I’m currently reading Nick Hunt’s fantastic book Walking the Woods and the Water, a beautifully written re-tracing of Patrick Leigh Fermor’s epic walk from the Hook of Holland to Istanbul – albeit in a very different age. Leigh Fermor is one of my absolute favourite writers and people (I do plan to write a longer post on exactly why his work has meant so much to me and countless other wanderlusters in the near future) and I wanted to share a quote from Hunt’s version of the journey that particularly resonated with me. He’s just entered Bavaria – a land dear to my heart – and describes the experience of crossing the unassuming border into Austria:
Austria lay down a nondescript road that looked like it could only end in a suburban cul-de-sac, but brought me instead to the green Saalach river, where nothing stirred but a ginger cat picking its way across the bank.”

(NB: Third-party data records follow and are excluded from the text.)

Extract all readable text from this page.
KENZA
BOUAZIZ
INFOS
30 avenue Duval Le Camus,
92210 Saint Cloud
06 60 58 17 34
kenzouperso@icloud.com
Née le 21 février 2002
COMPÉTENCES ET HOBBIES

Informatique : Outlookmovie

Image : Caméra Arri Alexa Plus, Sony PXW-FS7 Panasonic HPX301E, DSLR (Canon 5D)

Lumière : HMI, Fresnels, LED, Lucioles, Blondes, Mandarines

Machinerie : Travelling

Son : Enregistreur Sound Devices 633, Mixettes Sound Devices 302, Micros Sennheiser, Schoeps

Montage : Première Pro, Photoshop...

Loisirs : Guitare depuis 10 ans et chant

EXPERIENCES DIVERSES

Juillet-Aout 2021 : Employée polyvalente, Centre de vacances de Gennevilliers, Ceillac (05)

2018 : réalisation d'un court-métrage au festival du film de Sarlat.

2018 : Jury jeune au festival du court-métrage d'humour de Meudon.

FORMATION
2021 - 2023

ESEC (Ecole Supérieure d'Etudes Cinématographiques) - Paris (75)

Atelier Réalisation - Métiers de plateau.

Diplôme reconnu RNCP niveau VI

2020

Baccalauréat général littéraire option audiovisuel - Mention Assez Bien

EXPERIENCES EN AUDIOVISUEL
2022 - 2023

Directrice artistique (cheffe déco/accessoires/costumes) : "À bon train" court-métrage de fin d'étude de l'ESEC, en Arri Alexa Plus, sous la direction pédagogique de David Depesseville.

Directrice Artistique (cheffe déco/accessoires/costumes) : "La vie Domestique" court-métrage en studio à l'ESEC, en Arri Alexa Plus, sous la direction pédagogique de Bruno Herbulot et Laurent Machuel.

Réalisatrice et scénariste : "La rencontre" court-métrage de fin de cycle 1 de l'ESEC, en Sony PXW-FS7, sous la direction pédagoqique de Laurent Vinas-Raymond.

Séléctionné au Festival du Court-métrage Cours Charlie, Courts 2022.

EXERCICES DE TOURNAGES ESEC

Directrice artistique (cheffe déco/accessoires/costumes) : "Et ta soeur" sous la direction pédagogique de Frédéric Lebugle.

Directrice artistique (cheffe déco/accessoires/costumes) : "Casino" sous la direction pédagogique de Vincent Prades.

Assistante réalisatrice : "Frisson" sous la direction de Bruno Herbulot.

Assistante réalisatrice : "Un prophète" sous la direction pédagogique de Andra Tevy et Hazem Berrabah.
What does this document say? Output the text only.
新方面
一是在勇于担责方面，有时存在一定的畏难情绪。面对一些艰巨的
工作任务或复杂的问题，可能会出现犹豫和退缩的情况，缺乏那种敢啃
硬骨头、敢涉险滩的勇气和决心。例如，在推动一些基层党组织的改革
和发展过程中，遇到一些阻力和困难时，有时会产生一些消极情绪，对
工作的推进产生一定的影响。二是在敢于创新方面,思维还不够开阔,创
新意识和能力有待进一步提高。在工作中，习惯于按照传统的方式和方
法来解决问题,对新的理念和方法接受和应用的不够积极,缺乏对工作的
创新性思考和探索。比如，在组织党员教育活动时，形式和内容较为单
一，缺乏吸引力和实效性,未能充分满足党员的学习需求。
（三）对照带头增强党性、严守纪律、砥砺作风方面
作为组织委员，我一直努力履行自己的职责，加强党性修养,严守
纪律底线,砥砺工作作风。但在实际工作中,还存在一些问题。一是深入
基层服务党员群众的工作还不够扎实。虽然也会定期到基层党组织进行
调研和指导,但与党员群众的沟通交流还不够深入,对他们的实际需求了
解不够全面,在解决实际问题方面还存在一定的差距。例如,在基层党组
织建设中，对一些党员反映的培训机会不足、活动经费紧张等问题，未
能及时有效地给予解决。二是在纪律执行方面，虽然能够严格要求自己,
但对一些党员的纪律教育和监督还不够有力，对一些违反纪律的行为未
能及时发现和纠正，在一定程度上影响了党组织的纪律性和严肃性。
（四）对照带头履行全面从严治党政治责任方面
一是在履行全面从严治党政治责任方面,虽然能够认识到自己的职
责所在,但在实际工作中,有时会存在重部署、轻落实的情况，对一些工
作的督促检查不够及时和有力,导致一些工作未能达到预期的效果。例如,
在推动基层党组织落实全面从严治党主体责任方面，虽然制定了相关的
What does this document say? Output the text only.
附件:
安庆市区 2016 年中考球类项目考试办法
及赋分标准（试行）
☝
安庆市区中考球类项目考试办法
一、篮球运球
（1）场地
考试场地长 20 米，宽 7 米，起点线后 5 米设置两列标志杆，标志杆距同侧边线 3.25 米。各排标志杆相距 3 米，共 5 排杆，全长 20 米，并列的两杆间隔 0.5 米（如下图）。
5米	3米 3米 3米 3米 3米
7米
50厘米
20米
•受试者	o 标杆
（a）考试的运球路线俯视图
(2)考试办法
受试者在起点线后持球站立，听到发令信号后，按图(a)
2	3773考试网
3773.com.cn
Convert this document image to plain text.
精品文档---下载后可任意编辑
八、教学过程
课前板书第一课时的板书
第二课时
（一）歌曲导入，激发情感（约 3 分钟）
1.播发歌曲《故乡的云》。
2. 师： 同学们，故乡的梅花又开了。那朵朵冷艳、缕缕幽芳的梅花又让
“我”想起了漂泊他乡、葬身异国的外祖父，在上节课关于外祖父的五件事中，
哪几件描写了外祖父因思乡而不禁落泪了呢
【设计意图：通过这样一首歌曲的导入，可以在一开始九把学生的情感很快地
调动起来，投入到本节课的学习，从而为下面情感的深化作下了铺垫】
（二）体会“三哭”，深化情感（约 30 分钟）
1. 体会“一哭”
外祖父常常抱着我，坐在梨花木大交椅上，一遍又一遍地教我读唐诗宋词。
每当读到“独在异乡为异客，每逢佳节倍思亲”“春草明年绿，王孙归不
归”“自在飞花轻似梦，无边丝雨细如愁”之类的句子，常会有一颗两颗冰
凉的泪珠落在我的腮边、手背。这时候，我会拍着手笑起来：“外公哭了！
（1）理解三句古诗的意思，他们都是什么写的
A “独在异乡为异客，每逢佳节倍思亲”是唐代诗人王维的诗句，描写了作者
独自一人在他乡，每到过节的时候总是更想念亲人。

This sentence conjured up so many echoes of my own time living on a nondescript border with Austria, reached by its own footbridge over the Saalach’s mother river, and its own precocious ginger cat that patrolled the borderland. Perhaps there are hordes of them across Europe – feline guardians of an increasingly integrated continent. Perhaps it’s the same cat zealously making its way up the Salzach’s tributaries in the way that Leigh Fermor and Hunt and countless travellers before them have traversed lands guided solely by a river. Or perhaps I just need to step away from the travel literature for a bit.